Semburan abu vulkanik Gunung Sinabung diprediksi terus terjadi sampai lima tahun ke depan. Oleh karena itu perlu analisa kandungan kimianya, sehingga diketahui bahaya akan kesehatan dan potensi yang terkandung pada debu itu.
- Hasil pengamaatan
Debu vulkanik Gunung Sinabung yang terbang tinggi ketika terjadi letusan kemudian turun lagi di sekitar gunung, kemudian diambil sebagai sampel di beberapa titik, tak jauh dari kawah sebagai variasi jarak di Sukanalu (3 km), Sukandebi (5 km), dan Berastagi (12 km).
Sampel-sampel itu kemudian diteliti kandungannya menggunakan XRF, dan EDX di laboratorium Puspiptek Serpong dan CBNU Korea Selatan. Jika EDX hanya mengamati pada permukaan sampel saja, maka oleh XRF mengamati di sepanjang ketebalan. Pada hasil karakterisasi EDX memperlihatkan oksida-oksida tertinggi pada permukaan sampel terdiri dari oksida-oksida Fe, Na, Al, Si dan Ca. Silika (SiO2) atau pasir kuarsa yang biasa digunakan untuk membuat gelas tergolong sangat berbahaya itu ternyata paling tinggi. Kuantitas SiO2pada permukaan sebanyak 21,79 % wt. dan oleh XRF secara keseluruhan mengandung 63,3 % wt.
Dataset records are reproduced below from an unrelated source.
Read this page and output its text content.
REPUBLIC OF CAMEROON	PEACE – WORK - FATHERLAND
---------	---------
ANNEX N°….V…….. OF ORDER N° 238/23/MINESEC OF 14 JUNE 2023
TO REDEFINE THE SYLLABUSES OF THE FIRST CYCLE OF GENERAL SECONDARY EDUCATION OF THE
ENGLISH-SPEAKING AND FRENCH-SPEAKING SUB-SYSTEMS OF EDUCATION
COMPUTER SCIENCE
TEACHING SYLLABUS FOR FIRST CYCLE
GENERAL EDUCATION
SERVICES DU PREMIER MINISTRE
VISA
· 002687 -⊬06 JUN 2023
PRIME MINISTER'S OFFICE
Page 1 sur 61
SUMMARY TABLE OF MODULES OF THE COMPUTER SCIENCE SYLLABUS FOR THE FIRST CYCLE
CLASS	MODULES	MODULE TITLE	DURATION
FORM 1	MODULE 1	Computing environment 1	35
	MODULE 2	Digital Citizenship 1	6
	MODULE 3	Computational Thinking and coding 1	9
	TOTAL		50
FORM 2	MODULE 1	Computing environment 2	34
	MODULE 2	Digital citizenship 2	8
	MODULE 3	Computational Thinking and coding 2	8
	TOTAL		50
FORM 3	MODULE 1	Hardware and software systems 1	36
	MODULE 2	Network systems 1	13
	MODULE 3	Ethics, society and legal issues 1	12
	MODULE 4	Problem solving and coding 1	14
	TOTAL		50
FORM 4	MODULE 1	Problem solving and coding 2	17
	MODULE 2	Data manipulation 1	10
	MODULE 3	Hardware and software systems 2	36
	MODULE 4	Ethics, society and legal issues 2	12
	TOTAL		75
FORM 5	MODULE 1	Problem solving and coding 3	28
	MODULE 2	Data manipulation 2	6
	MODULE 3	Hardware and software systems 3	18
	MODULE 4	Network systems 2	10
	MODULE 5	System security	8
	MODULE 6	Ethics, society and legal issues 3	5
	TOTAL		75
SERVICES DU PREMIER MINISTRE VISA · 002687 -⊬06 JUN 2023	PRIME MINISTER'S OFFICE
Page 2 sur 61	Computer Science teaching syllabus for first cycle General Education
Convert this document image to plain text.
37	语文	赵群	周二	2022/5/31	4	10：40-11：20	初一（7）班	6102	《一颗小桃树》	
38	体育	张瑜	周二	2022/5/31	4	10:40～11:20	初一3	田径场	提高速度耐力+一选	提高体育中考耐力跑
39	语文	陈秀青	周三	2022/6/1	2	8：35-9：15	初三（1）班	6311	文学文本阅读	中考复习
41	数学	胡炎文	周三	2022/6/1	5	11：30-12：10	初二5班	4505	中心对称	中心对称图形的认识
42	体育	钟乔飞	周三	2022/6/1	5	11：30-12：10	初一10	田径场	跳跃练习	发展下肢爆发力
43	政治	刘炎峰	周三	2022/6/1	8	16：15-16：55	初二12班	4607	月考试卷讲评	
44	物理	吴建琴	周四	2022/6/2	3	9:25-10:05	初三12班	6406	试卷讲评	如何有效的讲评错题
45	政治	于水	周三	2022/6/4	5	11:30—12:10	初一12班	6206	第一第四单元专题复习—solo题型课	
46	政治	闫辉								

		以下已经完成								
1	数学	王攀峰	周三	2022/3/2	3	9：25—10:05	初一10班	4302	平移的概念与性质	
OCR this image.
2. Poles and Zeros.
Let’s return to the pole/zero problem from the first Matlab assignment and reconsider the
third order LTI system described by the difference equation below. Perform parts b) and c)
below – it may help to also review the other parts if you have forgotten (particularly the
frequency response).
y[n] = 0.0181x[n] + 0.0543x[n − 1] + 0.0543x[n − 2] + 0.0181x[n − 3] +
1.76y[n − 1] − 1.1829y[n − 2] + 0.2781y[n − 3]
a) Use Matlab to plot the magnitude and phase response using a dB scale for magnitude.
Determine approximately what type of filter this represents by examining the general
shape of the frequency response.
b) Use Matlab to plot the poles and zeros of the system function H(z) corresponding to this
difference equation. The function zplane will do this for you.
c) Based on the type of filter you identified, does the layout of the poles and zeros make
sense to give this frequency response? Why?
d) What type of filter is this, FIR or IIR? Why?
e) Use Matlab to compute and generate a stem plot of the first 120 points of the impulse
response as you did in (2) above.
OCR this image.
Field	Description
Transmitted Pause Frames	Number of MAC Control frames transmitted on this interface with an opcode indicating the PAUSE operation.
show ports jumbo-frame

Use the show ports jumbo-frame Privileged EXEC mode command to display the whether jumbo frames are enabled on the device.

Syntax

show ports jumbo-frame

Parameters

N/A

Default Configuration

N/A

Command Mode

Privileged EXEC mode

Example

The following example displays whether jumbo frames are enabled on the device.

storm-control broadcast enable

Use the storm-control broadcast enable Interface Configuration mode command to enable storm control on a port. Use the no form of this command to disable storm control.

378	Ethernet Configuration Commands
Bentuk pasir kuarsa tidak bulat layaknya debu tetapi mempunyai ujung-ujung yang runcing. Permukaan seperti ini tentu sangat berbahaya karena bisa melukai saluran pernapasan, mata dan kulit. Abu letusan Gunung Sinabung sangat beresiko mengakibatkan penyakit silikosis, kerusakan paru-paru karena konsentrasi silica yang sangat tinggi itu. Sebagai gambaran betapa berbahayanya silica ini, pecahkhkanlah sebuah botol yang terbuat dari kaca maka ujung pecahan sangat tajam dan sangat mudah melukai bagian tubuh.
Kesimpulan
Abu vulkanik Gunung Sinabung telah dikarakterisasi dengan EDX dan XRF. Kandungan tertinggi berturut-turut oksida-oksida Si, Fe, Al, Ti dan Mn. Selain mempunyai potensi ekonomi, oksida tertinggi adalah silika yang sangat berbahaya bagi kesehatan dalam jangka pendek dan jangka panjang.
Saran
Kandungan oksida tertinggi pada abu vulkanik Gunung Sinabung adalah Silika maka masyarakat mesti ekstra hati-hati dari serangan debu. Sebagai pertolongan pertama tentu rajin memakai masker, kemudian menghindar jauh.
Ucapan terima kasih.
Saya mengucapkan banyak terima kasih kepada LPPM Universitas Mercu Buana yang membiayai sebagian penelitian ini. Kepada adik-adik yang membantu penelitian ini, diantaranya Sahat Maruli Tua Tarigan, Elita Br Tarigan dan Noni Br Tarigan juga kami mengucapkan terima kasih.